Times Square Is Apparently Being Ruined by Topless Women and Butt Photography

That’s a top-notch “I paid this lady to stand next to me” smirk.

Don Emmert/AFP/Getty

In recent decades Times Square has famously turned from a den of sex perversions and pornography into a mecca of family musicals and buying stuff for your kids. Its constant foot traffic has also made it a mecca for street “performers” who basically do nothing and ask you to pay for pictures of them doing it, performers such as the people dressed as cartoon characters who keep getting arrested for fighting with tourists, police officers, and each other. And apparently the newest trend in street performance is topless women called “desnudas” who paint over their nipples and then charge passersby for posed pictures.
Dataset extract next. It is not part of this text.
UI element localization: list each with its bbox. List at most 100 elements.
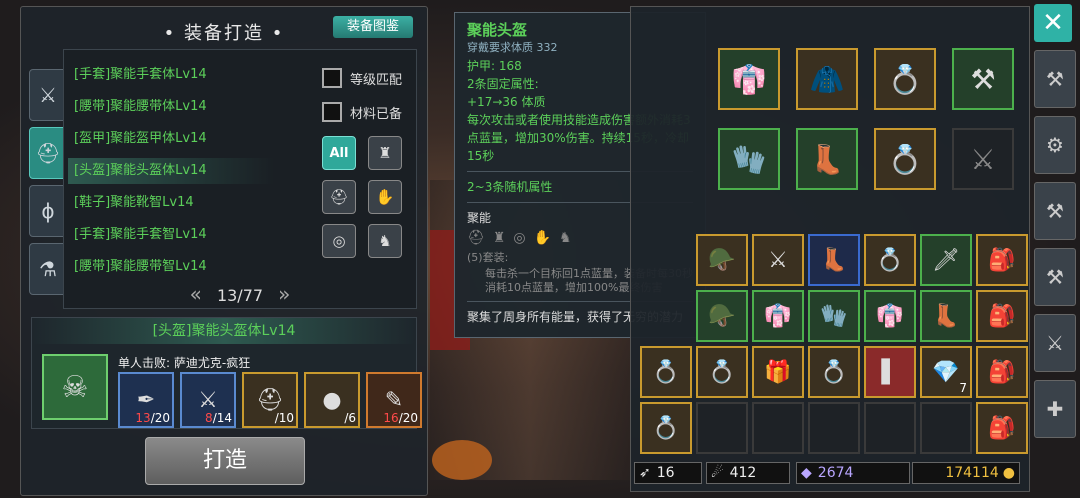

Most of these women’s clients, if news photos are any indication, are young men for whom the women seem to be acting as something of a mobile strip club. From the New York Daily News:

The women … were overheard saying “What’s up, baby? Take a picture.” Others simply pointed their butts at cameras and then put their hands out for money — usually $5.

Sounds like a good business model! City politicians, however, are not happy about butt photography’s intrusion into the Disney-fied Times Square family tourist environment. The problem is that being topless is legal and so is panhandling, which leaves officials without an obvious way to stop people from panhandling while topless. Mayor Bill DeBlasio has suggested shutting down Times Square’s pedestrian plazas completely as a workaround that would reduce the area in which panhandlers could do their thing, a plan that seemed like an overraction until state senator Ruben Diaz Sr. showed everyone what an overreaction really looks like by proposing a ban on all public nipple exposure by anyone, male or female, in the entire state of New York with exceptions only for breastfeeding, swimming, and performing in a “play, exhibition, show, or entertainment.”

To state the obvious, the situation has a nice fatalistic symmetry to it. From low-rent sex transactions Times Square came, and to low-rent sex transactions it will maybe return. I’ll tell you one thing, though: If Ruben Diaz Sr. outlaws jogging while shirtless, only outlaws will jog while shirtless, and I’ll be one of those outlaws. Some ideals are more important than the petty laws of men.